O Tribunal de Contas do Estado de São Paulo (TCE-SP) julgou regular a dispensa de licitação determinada pela Prefeitura de Marília em 2017, para aquisição de alimentos direcionados à produção de merendas de escolas e creches municipais.
A investigação foi instaurada a partir da suspeita de que teriam irregularidades nos contratos firmados com as empresas envolvidas na época.
Foi só neste mês, porém, que o Executivo recebeu o julgamento favorável do Tribunal de Contas.
O documento é assinado pelos conselheiros Antônio Roque Citadini, Edgard Camargo Rodrigues, e pelo relator, Dimas Ramalho, que votaram pela regularidade dos contratos e termos aditivos.
DENÚNCIA
A denúncia envolve três empresas que forneceram os alimentos, sendo elas a Líder Negócios Comerciais Ltda, Jade AZ Comercial de Alimentos EIRELI – EPP e Delta Distribuidora Comercial Ltda.
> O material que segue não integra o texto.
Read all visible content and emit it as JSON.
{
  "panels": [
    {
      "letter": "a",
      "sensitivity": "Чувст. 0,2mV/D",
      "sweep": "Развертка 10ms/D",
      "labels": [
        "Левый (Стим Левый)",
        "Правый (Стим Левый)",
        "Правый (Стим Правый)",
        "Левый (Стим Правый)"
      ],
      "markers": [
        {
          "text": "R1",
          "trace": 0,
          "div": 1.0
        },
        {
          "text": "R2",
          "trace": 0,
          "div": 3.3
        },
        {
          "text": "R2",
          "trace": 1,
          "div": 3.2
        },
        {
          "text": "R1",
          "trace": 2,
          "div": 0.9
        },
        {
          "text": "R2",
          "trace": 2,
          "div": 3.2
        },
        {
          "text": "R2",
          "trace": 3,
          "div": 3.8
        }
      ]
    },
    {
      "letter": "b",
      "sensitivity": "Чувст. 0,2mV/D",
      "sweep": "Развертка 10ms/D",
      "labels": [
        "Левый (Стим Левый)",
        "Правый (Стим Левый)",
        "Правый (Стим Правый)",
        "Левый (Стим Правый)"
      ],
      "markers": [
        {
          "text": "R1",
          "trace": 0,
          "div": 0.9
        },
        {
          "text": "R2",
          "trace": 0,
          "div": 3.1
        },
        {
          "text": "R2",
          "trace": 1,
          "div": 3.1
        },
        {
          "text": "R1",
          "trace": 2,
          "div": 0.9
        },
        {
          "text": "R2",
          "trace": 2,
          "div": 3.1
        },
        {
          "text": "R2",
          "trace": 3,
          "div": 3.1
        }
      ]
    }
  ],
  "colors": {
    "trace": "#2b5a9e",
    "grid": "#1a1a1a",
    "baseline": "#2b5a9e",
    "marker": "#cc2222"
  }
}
Juntas, somavam um valor não licitado superior a R$ 2 milhões.
Segundo o documento, o processo foi movido contra o recém-eleito prefeito Daniel Alonso (sem partido) e o então secretário municipal da Educação, Roberto Cavallari Filho.
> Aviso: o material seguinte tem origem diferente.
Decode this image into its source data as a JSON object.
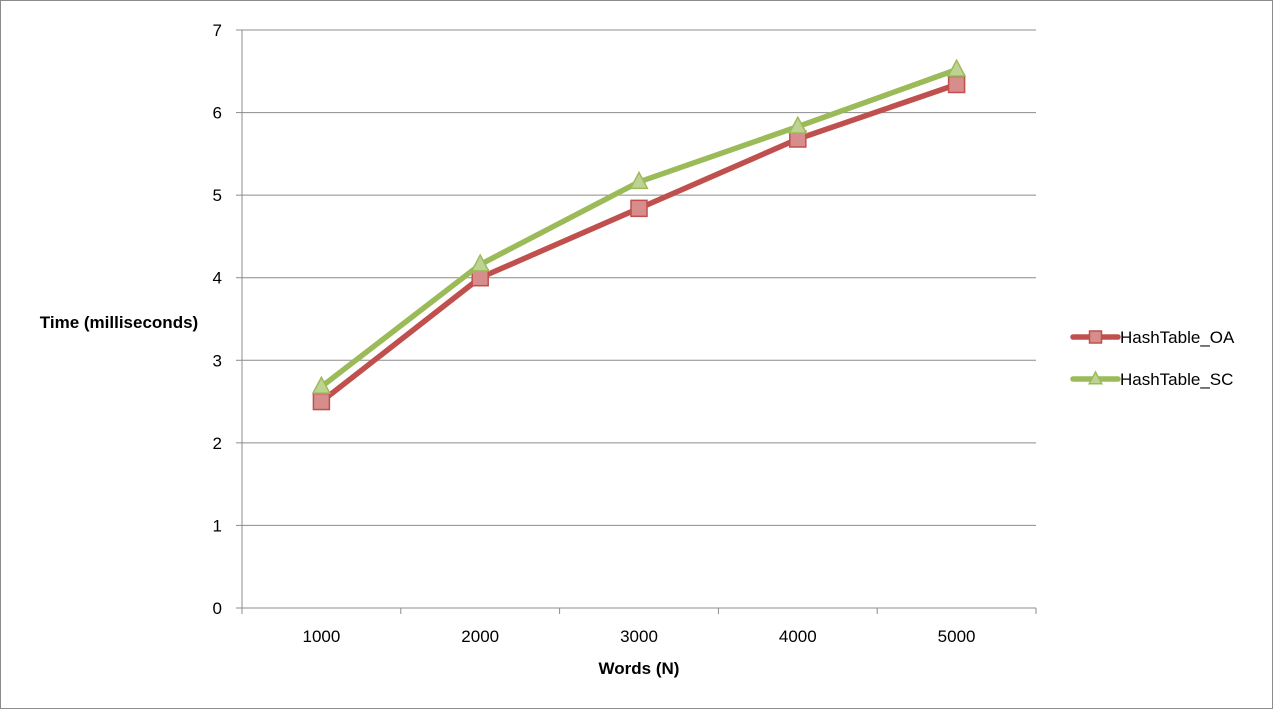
{
  "chart_data": {
    "type": "line",
    "title": "",
    "xlabel": "Words (N)",
    "ylabel": "Time (milliseconds)",
    "categories": [
      "1000",
      "2000",
      "3000",
      "4000",
      "5000"
    ],
    "ylim": [
      0,
      7
    ],
    "yticks": [
      0,
      1,
      2,
      3,
      4,
      5,
      6,
      7
    ],
    "grid": true,
    "legend_position": "right",
    "series": [
      {
        "name": "HashTable_OA",
        "color": "#c0504d",
        "marker": "square",
        "values": [
          2.5,
          4.0,
          4.84,
          5.68,
          6.34
        ]
      },
      {
        "name": "HashTable_SC",
        "color": "#9bbb59",
        "marker": "triangle",
        "values": [
          2.68,
          4.16,
          5.16,
          5.83,
          6.52
        ]
      }
    ]
  }
}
“Administração foi omissa e não se organizou adequadamente quanto ao tempo necessário para a realização do pertinente certame licitatório”, considerou o Ministério Público de Contas do Estado de São Paulo (MPC-SP), que acompanhou todo o caso. “A instrução dos autos indica sobrepreço na contratação”, citou ainda no processo.
No entanto, os conselheiros entenderam que a dispensa de licitação foi um ato emergencial para não deixar milhares estudantes sem alimentação, já que o pregão de registro de preços, realizado pela antiga gestão – governo de Vinícius Camarinha –, havia sido revogado.
“A Municipalidade não agiu com dolo ou má-fé, já que o edital elaborado pela gestão anterior continha vícios insanáveis”, afirma o relator em seu voto.
O MPC sustentou ainda que não houve a comprovação da compatibilidade dos preços contratados com os praticados no mercado, o que também foi descartado pelos conselheiros. Relator considerou que os valores apresentados – que seriam abaixo do contratado – não considerava gastos com logística.
Dimas Ramalho ressaltou ainda que “a instrução dos autos revela que a Municipalidade solicitou orçamento para onze empresas do setor” e, diante de todas as evidências, votou pela regularidade da situação, bem como os demais julgadores.